Background The hospice provides support for young people with life-limiting illnesses, central to which is respite care. It is recognised that decisions about respite care provision are of fundamental importance to patients and their families. The referrals team invests time, clinical judgment and combined knowledge to assess each case and agree an allocation of respite care.

A project was undertaken to develop a tool for allocation of respite care. This tool would structure the allocation of respite according to a matrix, allowing the team to provide evidence of equitable allocations, allow direct comparisons between cases and potentially improve time efficiency.

Aims The aim was to develop and validate a simple scoring matrix which could be used to assess each patient’s need for respite and ensure an appropriate allocation of nights.

Approach The tool was developed through a grounded theory approach, refining and developing the tool through testing until an accurate version was created.

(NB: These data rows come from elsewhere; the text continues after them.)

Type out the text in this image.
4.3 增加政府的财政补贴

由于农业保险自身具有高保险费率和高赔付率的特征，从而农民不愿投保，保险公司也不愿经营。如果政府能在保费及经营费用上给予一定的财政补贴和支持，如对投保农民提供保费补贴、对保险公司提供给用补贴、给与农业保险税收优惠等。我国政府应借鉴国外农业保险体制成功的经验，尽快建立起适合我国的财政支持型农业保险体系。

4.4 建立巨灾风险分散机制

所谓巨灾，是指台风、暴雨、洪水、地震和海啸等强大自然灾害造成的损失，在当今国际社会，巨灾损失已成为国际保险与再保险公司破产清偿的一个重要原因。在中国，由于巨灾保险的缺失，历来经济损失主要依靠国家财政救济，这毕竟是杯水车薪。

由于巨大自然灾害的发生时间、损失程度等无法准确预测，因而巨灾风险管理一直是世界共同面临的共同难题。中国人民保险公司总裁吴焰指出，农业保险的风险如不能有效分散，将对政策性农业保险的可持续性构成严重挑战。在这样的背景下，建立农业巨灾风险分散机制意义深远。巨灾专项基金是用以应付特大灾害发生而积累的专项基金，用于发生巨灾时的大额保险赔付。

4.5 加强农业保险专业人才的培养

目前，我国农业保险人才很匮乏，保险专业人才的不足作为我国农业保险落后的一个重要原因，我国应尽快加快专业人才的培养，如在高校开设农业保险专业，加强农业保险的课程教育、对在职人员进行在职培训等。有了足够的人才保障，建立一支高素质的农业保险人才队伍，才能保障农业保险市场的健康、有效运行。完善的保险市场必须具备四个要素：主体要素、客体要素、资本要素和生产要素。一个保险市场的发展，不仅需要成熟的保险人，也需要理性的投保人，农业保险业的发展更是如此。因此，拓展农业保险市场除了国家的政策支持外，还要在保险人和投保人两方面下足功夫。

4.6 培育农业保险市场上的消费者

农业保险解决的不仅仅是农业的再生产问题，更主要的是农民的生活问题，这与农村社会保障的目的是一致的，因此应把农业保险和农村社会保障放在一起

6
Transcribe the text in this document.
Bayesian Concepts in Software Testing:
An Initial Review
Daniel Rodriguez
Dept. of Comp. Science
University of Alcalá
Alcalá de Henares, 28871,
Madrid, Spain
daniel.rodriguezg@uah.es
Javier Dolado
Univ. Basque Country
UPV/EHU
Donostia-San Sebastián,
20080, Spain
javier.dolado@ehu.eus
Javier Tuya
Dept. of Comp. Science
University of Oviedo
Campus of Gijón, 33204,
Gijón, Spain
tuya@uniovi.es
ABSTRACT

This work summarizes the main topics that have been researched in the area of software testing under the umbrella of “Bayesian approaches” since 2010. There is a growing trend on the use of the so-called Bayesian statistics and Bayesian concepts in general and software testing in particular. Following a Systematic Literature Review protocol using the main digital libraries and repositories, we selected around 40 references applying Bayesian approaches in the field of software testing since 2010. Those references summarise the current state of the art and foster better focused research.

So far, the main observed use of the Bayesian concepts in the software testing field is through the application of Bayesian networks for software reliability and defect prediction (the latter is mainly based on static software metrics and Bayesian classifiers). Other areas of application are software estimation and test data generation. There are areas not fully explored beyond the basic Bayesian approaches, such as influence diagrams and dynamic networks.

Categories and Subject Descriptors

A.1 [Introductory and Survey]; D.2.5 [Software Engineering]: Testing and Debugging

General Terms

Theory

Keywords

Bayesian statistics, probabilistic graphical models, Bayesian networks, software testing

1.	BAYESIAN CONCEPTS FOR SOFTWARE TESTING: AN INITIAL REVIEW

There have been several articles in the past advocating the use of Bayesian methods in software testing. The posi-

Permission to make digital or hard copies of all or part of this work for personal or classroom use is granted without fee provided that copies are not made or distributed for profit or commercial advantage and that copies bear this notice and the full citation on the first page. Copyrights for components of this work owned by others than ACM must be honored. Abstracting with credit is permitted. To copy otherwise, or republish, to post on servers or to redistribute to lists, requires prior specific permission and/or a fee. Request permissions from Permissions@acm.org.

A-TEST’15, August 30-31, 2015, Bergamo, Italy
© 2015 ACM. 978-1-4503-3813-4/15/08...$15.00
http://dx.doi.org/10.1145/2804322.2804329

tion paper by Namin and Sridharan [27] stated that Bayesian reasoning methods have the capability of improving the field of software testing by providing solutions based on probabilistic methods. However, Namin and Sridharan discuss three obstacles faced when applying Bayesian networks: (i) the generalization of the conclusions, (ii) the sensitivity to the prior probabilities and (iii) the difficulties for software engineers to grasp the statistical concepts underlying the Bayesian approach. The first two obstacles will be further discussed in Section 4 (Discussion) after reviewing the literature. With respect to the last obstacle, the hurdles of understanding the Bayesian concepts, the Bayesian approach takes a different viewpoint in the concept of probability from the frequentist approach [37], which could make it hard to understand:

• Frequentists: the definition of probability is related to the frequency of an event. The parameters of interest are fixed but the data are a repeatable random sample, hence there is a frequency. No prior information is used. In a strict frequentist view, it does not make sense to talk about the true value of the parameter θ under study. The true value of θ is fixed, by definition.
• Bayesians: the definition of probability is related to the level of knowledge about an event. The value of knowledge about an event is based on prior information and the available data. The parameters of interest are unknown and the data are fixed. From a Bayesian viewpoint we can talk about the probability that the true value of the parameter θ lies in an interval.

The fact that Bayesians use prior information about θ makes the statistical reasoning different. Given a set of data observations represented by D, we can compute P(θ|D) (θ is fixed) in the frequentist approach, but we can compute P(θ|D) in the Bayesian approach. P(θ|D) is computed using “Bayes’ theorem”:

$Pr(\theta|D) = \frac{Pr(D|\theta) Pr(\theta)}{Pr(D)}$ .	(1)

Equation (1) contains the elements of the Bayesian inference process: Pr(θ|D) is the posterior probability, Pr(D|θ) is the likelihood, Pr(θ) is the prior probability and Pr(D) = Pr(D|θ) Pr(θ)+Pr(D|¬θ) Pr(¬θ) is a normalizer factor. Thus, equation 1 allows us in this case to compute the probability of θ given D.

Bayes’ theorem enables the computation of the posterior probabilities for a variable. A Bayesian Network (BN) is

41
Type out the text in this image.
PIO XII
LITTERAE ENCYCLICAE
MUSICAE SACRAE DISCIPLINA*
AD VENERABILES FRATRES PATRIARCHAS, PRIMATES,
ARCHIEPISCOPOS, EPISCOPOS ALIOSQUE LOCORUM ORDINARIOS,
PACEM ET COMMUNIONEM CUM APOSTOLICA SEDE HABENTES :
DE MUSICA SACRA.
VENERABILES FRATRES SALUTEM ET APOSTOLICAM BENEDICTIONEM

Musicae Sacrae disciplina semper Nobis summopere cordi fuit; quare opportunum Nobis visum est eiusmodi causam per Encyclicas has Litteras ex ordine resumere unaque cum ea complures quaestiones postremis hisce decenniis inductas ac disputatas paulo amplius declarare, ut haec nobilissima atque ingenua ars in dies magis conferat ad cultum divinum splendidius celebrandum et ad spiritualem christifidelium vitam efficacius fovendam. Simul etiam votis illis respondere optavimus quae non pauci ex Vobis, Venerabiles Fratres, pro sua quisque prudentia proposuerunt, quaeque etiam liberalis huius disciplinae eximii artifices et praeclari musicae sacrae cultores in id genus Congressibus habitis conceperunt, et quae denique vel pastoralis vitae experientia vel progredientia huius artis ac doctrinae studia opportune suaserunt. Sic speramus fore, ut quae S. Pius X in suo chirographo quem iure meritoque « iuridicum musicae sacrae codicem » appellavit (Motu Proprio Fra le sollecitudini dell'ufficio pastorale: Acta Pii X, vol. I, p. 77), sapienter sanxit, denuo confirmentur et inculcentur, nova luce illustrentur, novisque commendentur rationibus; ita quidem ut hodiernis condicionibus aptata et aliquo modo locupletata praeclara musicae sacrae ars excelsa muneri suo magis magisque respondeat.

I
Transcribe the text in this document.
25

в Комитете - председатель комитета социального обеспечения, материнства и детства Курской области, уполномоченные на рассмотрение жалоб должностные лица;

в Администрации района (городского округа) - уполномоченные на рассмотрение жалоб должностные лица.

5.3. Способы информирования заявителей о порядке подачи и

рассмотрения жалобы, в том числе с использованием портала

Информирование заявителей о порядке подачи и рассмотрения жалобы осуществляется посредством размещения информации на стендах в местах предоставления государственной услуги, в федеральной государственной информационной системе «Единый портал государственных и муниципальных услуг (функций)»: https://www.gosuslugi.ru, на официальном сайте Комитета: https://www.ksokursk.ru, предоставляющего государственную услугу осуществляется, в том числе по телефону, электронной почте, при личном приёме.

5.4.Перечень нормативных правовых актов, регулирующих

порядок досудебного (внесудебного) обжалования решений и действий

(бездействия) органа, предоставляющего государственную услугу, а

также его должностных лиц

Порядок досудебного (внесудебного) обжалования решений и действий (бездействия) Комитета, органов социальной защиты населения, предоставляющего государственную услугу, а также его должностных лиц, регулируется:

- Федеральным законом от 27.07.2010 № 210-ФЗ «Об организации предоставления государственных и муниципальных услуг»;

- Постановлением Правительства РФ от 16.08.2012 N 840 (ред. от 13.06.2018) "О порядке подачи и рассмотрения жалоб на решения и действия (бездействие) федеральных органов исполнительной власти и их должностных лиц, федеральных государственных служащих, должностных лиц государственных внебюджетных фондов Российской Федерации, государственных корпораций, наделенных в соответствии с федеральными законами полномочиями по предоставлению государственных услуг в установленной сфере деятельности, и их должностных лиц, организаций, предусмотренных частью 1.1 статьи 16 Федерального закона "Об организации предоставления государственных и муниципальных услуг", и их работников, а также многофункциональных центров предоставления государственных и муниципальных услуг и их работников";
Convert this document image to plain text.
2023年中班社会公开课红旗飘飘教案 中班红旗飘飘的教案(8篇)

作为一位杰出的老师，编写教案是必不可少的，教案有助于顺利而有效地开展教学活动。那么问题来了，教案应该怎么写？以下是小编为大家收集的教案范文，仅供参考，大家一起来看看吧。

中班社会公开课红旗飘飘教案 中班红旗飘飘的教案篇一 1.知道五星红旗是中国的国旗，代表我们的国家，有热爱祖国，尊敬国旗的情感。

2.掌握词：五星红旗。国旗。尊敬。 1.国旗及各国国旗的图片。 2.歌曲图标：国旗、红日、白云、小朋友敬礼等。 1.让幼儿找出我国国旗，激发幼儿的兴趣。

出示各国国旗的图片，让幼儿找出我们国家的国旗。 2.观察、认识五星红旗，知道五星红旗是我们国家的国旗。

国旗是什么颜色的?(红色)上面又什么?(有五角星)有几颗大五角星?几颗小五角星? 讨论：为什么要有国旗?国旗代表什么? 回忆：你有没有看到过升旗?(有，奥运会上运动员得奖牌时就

Outcomes This project has successfully captured, and defined, the collective knowledge and experience of the referrals panel. This collaborative decision-making process, that has historically relied heavily on personal and professional knowledge, combined with a holistic understanding of the complex lives and needs of patients and their families, has been explored. These tacit aspects have been articulated, defined and quantified in the assessment tool produced.

Application This project represents a step forward, in response to current national agendas that call for hospices to demonstrate quality and equity ahead of GP Commissioning.

Adopting the tool will ensure that allocation continues to be a transparent and equitable process, which is able to be articulated and justified to patients, families and wider colleagues, allowing the organisation to demonstrate accountability and good governance.